A few weeks ago I lay in someone’s king-sized guest bed, a few feet from my husband. He and I had disagreed about something. The fact that I can’t remember for the life of me what it was about tells you just how trivial it was—but suffice it to say I was still disgruntled. My hide, as they say, was chapped. I was still kind of glad that there were a few feet between us. Had one of those nights?

But I’m pretty sure it was the Holy Spirit rattling around in my skull: Put your arm around him. Because trust me, the rest of me was not convinced. The rest of me wanted to camp out in my little corner of the bed, and then enjoy the slumbering pleasure of forgetfulness.

Then, probably after a quiet sigh, I shimmied over those rather long two and a half feet. I draped my elbow around the broad shoulders that, when I am not angry, I actually tend to find pretty smokin’ (sigh again). Yet—as is so often true, when we do what we should be doing even when we’re not “there”, our heart comes moseying along.

And that’s when I realized that so many minute battles are fought on small fronts like these.
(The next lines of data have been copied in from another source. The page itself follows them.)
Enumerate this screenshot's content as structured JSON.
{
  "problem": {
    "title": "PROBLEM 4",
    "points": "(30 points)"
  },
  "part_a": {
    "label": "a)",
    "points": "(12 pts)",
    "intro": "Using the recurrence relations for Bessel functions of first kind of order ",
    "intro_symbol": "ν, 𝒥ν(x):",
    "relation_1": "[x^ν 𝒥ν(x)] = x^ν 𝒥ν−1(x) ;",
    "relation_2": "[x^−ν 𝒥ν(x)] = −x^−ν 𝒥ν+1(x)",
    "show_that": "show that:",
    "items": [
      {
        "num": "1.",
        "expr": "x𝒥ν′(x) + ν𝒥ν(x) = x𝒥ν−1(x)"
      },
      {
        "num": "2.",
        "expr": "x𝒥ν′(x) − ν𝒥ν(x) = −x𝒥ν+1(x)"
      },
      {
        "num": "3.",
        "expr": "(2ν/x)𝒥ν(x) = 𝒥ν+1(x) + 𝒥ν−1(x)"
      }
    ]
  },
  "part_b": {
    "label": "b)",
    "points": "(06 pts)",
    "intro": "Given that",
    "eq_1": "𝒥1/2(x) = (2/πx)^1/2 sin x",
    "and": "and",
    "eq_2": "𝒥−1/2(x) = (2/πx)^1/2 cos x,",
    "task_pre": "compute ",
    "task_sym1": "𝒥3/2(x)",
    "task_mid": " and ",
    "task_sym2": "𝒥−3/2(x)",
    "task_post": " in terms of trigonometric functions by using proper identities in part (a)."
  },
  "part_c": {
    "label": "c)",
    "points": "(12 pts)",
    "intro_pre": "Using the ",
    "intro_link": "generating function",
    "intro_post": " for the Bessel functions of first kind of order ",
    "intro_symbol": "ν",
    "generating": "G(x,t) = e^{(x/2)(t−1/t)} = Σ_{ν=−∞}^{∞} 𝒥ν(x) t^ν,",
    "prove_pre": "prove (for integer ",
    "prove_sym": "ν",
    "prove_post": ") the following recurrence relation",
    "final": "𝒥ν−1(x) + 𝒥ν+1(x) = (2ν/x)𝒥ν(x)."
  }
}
I love the line from “Joy to the World”—the Christmas, not the bullfrog, version: He comes to make His blessings known far as the curse is found. In this case, the curse was found in me, laying there like a stubborn little kid holding onto his kickball. I wondered, there with my head on the pillow, if sometimes the curse is not most steadily turned back in little moments like these, when no one sees what we lay down, what we resist, what we overcome. Maybe it’s that swallowed sarcasm, or offer of genuine kindness  to someone who’s snubbed or shamed us, or that phone call in a relationship where we’d rather emotionally vacate.

I wonder how much we overcome in small, unseen confrontations of the soul.